Some types of mica swell when heated. Of these, vermiculite is produced – material for which the right to purchase is disputed by builders and farmers. For builders, vermiculite is an excellent heat insulator that does not cake and does not lose quality for decades.
For agriculturists, vermiculite is a ready-made substrate for growing plants, a microelement fertilizer, a keeper of moisture in the soil. The soil, mixed with vermiculite, at times increases the productivity of plants due to the sharply increased moisture capacity and enrichment of the nutrient medium with the necessary elemental composition.
… and in everyday life
Mica lining of wooden products is no less popular than inlaid caskets, lockers, canes with mother of pearl, metals, ivory. Mica windows, framed by silver scandium or bone chic, create an impression of depth and volume. Color mica plus everything is interesting for the produced optical effects.
Grinded mica, being mixed with paints, gives the painted surface a deep, seemingly inner glow. The technique of applying so-called “roll” paints enriched with mica is also developed for wall-papers, for various products, and even for plastics.
Mica powder is also used in cosmetics, as an additive to blush, shadows and to powder itself. A thin pearly reflection tells the skin a healthy glow.
Mica and health
In popular Ayurveda, black mica – one of the best Healing Stone is the most important material. Thanks to a special method of calcination (repeated heating in burning cakes of cow dung), black mica acquires the ability to treat a person.

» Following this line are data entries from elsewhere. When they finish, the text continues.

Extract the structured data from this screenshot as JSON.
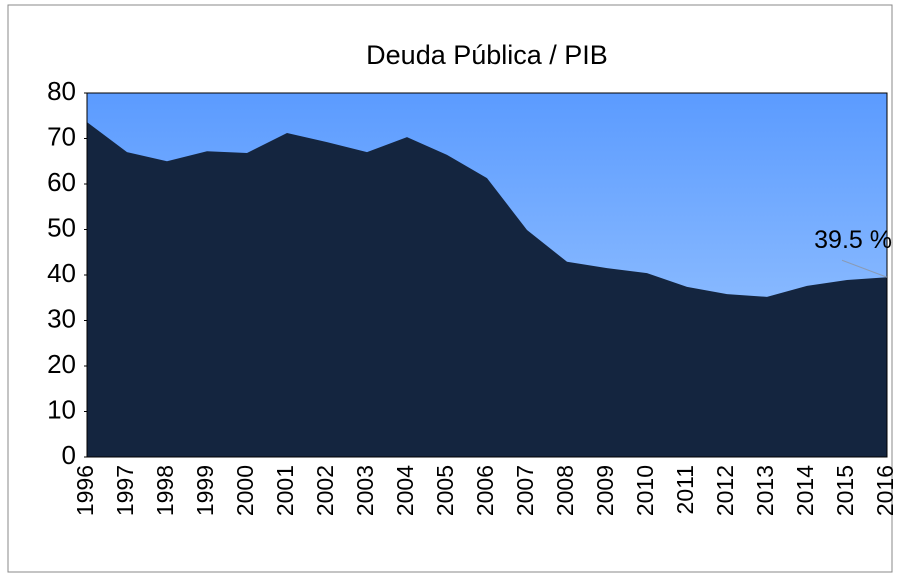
{
  "chart_data": {
    "type": "area",
    "title": "Deuda Pública / PIB",
    "categories": [
      "1996",
      "1997",
      "1998",
      "1999",
      "2000",
      "2001",
      "2002",
      "2003",
      "2004",
      "2005",
      "2006",
      "2007",
      "2008",
      "2009",
      "2010",
      "2011",
      "2012",
      "2013",
      "2014",
      "2015",
      "2016"
    ],
    "values": [
      73.6,
      67,
      65,
      67.2,
      66.8,
      71.2,
      69.2,
      67,
      70.3,
      66.4,
      61.3,
      49.9,
      42.9,
      41.5,
      40.4,
      37.4,
      35.8,
      35.2,
      37.6,
      38.9,
      39.5
    ],
    "value_labels": [
      null,
      null,
      null,
      null,
      null,
      null,
      null,
      null,
      null,
      null,
      null,
      null,
      null,
      null,
      null,
      null,
      null,
      null,
      null,
      null,
      "39.5 %"
    ],
    "color": "#14253f",
    "plot_background": [
      "#5b9bff",
      "#a9cfff"
    ],
    "ylim": [
      0,
      80
    ],
    "yticks": [
      0,
      10,
      20,
      30,
      40,
      50,
      60,
      70,
      80
    ],
    "grid": false
  }
}
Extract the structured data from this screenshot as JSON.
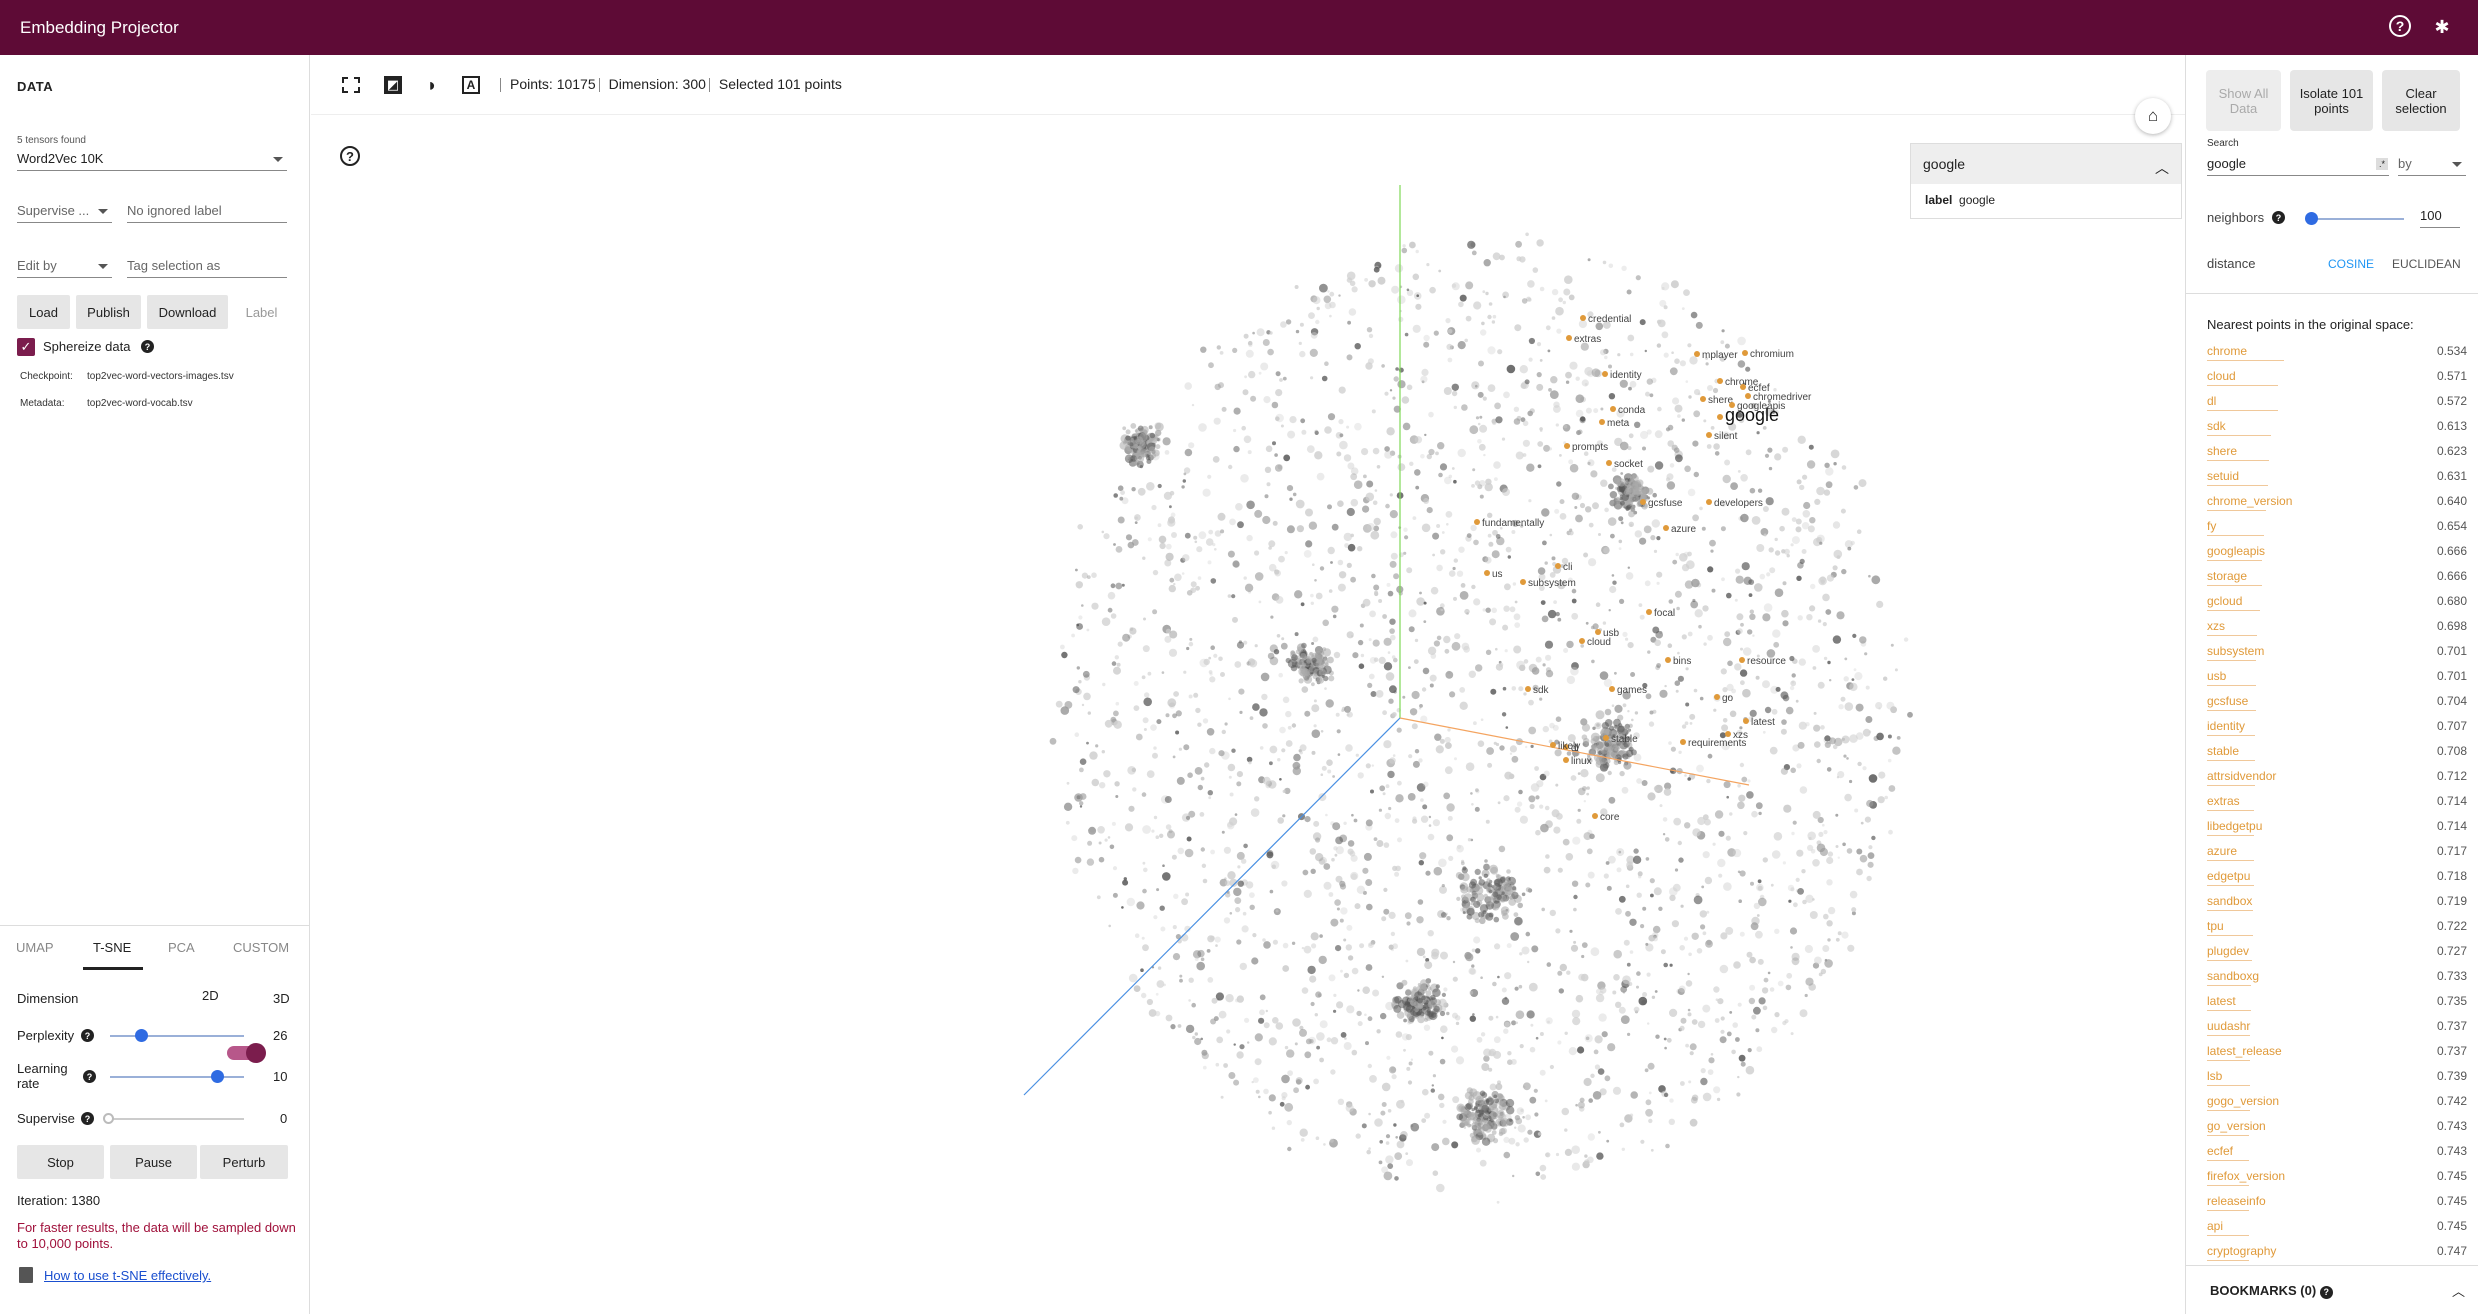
{
  "app": {
    "title": "Embedding Projector"
  },
  "left": {
    "header": "DATA",
    "tensors_found": "5 tensors found",
    "tensor": "Word2Vec 10K",
    "supervise_label": "Supervise ...",
    "ignored_label": "No ignored label",
    "edit_by": "Edit by",
    "tag_placeholder": "Tag selection as",
    "buttons": {
      "load": "Load",
      "publish": "Publish",
      "download": "Download",
      "label": "Label"
    },
    "sphereize": "Sphereize data",
    "checkpoint_label": "Checkpoint:",
    "checkpoint": "top2vec-word-vectors-images.tsv",
    "metadata_label": "Metadata:",
    "metadata": "top2vec-word-vocab.tsv",
    "tabs": [
      "UMAP",
      "T-SNE",
      "PCA",
      "CUSTOM"
    ],
    "active_tab": "T-SNE",
    "dimension_label": "Dimension",
    "dim_2d": "2D",
    "dim_3d": "3D",
    "perplexity_label": "Perplexity",
    "perplexity": "26",
    "learning_rate_label": "Learning rate",
    "learning_rate": "10",
    "supervise_slider_label": "Supervise",
    "supervise_value": "0",
    "controls": {
      "stop": "Stop",
      "pause": "Pause",
      "perturb": "Perturb"
    },
    "iteration": "Iteration: 1380",
    "warning": "For faster results, the data will be sampled down to 10,000 points.",
    "howto": "How to use t-SNE effectively."
  },
  "toolbar": {
    "points": "Points: 10175",
    "dimension": "Dimension: 300",
    "selected": "Selected 101 points"
  },
  "info_card": {
    "title": "google",
    "key": "label",
    "value": "google"
  },
  "plot_labels": [
    {
      "t": "credential"
    },
    {
      "t": "extras"
    },
    {
      "t": "mplayer"
    },
    {
      "t": "chromium"
    },
    {
      "t": "identity"
    },
    {
      "t": "chrome"
    },
    {
      "t": "ecfef"
    },
    {
      "t": "chromedriver"
    },
    {
      "t": "shere"
    },
    {
      "t": "googleapis"
    },
    {
      "t": "conda"
    },
    {
      "t": "google"
    },
    {
      "t": "meta"
    },
    {
      "t": "silent"
    },
    {
      "t": "prompts"
    },
    {
      "t": "socket"
    },
    {
      "t": "gcsfuse"
    },
    {
      "t": "developers"
    },
    {
      "t": "fundamentally"
    },
    {
      "t": "azure"
    },
    {
      "t": "cli"
    },
    {
      "t": "us"
    },
    {
      "t": "subsystem"
    },
    {
      "t": "focal"
    },
    {
      "t": "usb"
    },
    {
      "t": "cloud"
    },
    {
      "t": "bins"
    },
    {
      "t": "resource"
    },
    {
      "t": "sdk"
    },
    {
      "t": "games"
    },
    {
      "t": "go"
    },
    {
      "t": "latest"
    },
    {
      "t": "stable"
    },
    {
      "t": "requirements"
    },
    {
      "t": "xzs"
    },
    {
      "t": "linux"
    },
    {
      "t": "core"
    },
    {
      "t": "dl"
    },
    {
      "t": "likely"
    }
  ],
  "right": {
    "show_all": "Show All Data",
    "isolate": "Isolate 101 points",
    "clear": "Clear selection",
    "search_label": "Search",
    "search_value": "google",
    "by_label": "by",
    "neighbors_label": "neighbors",
    "neighbors_value": "100",
    "distance_label": "distance",
    "cosine": "COSINE",
    "euclidean": "EUCLIDEAN",
    "nearest_title": "Nearest points in the original space:",
    "nearest": [
      {
        "w": "chrome",
        "v": "0.534"
      },
      {
        "w": "cloud",
        "v": "0.571"
      },
      {
        "w": "dl",
        "v": "0.572"
      },
      {
        "w": "sdk",
        "v": "0.613"
      },
      {
        "w": "shere",
        "v": "0.623"
      },
      {
        "w": "setuid",
        "v": "0.631"
      },
      {
        "w": "chrome_version",
        "v": "0.640"
      },
      {
        "w": "fy",
        "v": "0.654"
      },
      {
        "w": "googleapis",
        "v": "0.666"
      },
      {
        "w": "storage",
        "v": "0.666"
      },
      {
        "w": "gcloud",
        "v": "0.680"
      },
      {
        "w": "xzs",
        "v": "0.698"
      },
      {
        "w": "subsystem",
        "v": "0.701"
      },
      {
        "w": "usb",
        "v": "0.701"
      },
      {
        "w": "gcsfuse",
        "v": "0.704"
      },
      {
        "w": "identity",
        "v": "0.707"
      },
      {
        "w": "stable",
        "v": "0.708"
      },
      {
        "w": "attrsidvendor",
        "v": "0.712"
      },
      {
        "w": "extras",
        "v": "0.714"
      },
      {
        "w": "libedgetpu",
        "v": "0.714"
      },
      {
        "w": "azure",
        "v": "0.717"
      },
      {
        "w": "edgetpu",
        "v": "0.718"
      },
      {
        "w": "sandbox",
        "v": "0.719"
      },
      {
        "w": "tpu",
        "v": "0.722"
      },
      {
        "w": "plugdev",
        "v": "0.727"
      },
      {
        "w": "sandboxg",
        "v": "0.733"
      },
      {
        "w": "latest",
        "v": "0.735"
      },
      {
        "w": "uudashr",
        "v": "0.737"
      },
      {
        "w": "latest_release",
        "v": "0.737"
      },
      {
        "w": "lsb",
        "v": "0.739"
      },
      {
        "w": "gogo_version",
        "v": "0.742"
      },
      {
        "w": "go_version",
        "v": "0.743"
      },
      {
        "w": "ecfef",
        "v": "0.743"
      },
      {
        "w": "firefox_version",
        "v": "0.745"
      },
      {
        "w": "releaseinfo",
        "v": "0.745"
      },
      {
        "w": "api",
        "v": "0.745"
      },
      {
        "w": "cryptography",
        "v": "0.747"
      }
    ],
    "bookmarks": "BOOKMARKS (0)"
  },
  "colors": {
    "brand": "#5e0b36",
    "accent": "#7b1d4d",
    "neighbor": "#e09a3a",
    "cosine": "#2196f3"
  }
}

It is considered that mica, which has passed through the sacred flame less than two hundred times, is able to correct the work of the gastrointestinal tract. At least a thousand times you need to burn the mica in the cow dung so that it starts to act on the mind and feelings.
In modern lithotherapeutic practice, the possibility of multiple burning of mica in electric furnaces is used. However, patients complain of insufficient effectiveness of treatment with such a drug.
Grated mica is given to patients with infectious diseases as a restorative.
Magic of Mica
For centuries, magical practice has established: a mica leaf of gold color, placed in a purse, attracts gold (profit). Wearing white, seemingly frosted mica in a pocket of winter clothes protects from freezing. Green mica gives its owner a peace of mind. Pink promotes kind understanding in the family.